A survey by Singapore’s National Council on Problem Gambling has found that the percentage of Singapore residents categorized as probable problem gamblers has grown slightly over the past three years, but that the increase is “statistically insignificant” with rates effectively remaining stable.
Conducted once every three years, the “Survey on Participation in Gambling Activities Among Singapore Residents 2017” found that 0.8% of respondents could be classified probable problem gamblers, compared with 0.5% in 2014. Those considered probably pathological gamblers fell from 0.2% three years earlier to 0.1% in 2017.
The figures are particularly significant when compared with National Council on Problem Gambling’s first survey in 2005, five years before the city’s two casino resorts – Marina Bay Sands and Resorts World Sentosa – were opened. As reported by The Straits Times, the rate of those suffering from either problem or pathological gambling was 4.1% in 2005 and has fallen every year since, to 2.9% in 2008, 2.6% in 2011 and 0.7% in 2014.

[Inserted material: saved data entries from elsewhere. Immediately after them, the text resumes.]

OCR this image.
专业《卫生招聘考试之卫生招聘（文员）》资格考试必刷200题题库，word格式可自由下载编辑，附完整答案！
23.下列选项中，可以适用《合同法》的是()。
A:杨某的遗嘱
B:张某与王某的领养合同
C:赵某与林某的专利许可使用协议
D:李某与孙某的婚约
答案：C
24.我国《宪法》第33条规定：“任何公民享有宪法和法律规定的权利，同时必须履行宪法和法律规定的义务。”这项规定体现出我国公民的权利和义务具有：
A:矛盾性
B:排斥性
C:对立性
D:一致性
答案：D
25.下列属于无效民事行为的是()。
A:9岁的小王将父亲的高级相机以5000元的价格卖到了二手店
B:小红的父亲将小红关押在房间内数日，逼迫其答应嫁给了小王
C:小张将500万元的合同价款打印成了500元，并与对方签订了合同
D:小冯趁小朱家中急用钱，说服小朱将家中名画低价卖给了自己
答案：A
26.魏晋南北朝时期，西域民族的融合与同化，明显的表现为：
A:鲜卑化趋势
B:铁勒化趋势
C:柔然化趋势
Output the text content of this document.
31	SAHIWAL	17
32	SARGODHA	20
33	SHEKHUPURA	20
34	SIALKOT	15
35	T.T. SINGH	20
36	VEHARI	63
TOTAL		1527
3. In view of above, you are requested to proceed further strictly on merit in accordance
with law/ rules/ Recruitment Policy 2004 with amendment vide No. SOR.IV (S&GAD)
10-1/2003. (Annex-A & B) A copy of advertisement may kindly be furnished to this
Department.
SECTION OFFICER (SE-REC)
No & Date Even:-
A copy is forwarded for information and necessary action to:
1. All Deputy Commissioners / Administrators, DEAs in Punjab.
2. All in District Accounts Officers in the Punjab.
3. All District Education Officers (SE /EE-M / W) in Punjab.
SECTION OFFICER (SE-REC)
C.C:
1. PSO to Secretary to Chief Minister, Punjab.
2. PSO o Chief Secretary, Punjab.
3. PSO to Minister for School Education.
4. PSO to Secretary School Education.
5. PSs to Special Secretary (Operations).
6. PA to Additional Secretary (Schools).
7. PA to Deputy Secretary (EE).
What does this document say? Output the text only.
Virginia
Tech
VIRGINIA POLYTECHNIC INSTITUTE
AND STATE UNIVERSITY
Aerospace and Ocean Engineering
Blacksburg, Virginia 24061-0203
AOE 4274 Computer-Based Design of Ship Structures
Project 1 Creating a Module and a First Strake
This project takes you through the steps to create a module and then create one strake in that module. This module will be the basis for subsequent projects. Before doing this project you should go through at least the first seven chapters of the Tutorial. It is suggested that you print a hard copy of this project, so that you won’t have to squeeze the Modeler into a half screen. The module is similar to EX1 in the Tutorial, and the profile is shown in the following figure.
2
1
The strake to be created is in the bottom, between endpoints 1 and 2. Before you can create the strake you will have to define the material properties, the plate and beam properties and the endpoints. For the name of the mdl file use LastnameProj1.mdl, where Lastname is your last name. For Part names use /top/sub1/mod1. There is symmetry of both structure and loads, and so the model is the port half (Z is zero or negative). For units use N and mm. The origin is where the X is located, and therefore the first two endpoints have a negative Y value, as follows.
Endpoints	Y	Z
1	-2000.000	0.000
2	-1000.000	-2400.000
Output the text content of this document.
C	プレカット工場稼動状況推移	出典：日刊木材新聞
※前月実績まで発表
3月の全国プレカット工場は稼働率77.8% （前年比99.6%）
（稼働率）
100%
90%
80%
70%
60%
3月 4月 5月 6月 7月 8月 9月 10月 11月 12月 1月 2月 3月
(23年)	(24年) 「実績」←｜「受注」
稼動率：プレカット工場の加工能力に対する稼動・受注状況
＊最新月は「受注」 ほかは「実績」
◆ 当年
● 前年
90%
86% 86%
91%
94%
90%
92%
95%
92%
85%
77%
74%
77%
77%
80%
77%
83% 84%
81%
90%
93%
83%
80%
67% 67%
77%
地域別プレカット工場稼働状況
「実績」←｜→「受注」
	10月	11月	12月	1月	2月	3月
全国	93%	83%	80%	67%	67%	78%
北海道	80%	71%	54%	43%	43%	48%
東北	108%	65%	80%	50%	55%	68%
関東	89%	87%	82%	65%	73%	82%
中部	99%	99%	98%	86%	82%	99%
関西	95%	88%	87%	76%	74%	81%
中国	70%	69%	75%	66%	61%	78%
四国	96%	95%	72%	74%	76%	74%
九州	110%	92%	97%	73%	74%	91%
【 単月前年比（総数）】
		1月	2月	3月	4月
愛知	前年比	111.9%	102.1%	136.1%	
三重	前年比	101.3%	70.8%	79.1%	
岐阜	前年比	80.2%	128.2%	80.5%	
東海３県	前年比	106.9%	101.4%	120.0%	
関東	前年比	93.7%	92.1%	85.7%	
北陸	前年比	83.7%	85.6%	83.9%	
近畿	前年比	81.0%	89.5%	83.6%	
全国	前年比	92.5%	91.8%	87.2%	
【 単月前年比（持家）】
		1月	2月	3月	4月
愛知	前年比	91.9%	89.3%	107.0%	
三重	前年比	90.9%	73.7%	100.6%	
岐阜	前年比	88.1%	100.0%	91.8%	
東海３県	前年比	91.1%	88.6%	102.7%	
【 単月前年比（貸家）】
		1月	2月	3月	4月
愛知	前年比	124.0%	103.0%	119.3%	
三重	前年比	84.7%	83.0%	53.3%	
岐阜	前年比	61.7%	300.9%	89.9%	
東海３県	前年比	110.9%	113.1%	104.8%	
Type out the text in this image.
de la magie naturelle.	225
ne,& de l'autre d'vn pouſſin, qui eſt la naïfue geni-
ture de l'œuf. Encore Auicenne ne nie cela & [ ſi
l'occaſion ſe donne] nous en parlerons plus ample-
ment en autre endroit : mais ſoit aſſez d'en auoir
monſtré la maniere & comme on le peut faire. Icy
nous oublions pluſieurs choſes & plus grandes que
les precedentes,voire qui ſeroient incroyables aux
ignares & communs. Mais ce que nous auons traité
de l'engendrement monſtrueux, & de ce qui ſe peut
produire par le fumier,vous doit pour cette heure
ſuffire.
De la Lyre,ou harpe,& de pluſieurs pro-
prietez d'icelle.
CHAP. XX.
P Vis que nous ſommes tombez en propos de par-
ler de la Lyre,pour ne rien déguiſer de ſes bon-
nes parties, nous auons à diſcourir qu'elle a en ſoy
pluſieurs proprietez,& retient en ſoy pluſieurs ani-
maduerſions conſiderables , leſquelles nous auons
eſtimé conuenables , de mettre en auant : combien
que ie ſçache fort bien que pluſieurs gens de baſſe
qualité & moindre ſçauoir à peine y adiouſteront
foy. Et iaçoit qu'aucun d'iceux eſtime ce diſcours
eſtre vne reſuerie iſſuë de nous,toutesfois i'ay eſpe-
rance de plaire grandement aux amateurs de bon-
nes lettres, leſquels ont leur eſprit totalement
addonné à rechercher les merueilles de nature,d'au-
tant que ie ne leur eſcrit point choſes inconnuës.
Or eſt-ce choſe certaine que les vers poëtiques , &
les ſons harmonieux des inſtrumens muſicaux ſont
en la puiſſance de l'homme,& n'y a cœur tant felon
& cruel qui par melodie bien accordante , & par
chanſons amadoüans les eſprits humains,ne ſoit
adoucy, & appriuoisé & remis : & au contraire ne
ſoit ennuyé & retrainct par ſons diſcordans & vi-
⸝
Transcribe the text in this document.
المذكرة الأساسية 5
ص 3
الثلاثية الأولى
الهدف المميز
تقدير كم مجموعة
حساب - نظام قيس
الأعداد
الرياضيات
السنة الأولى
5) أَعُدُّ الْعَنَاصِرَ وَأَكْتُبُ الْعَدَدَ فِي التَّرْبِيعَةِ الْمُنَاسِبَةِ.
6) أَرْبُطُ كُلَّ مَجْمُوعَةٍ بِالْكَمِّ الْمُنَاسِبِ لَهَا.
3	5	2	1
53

While there was minimal change in problem gambling behavior since the previous survey, the number of people to have participated in at least one form of gambling over the last 12 months jumped eight percentage points to 52%, due primarily to increased participation among Singapore’s Chinese community and for its three most common gambling activities – 4D, Toto and Social Gambling.
Residents with Chinese ethnicity comprised 62% of those who gambled, up from 53% in 2014. By gender, 58% of men and 48% of women said they had gambled in the last 12 months compared with 49% of men and 39% of women in 2014.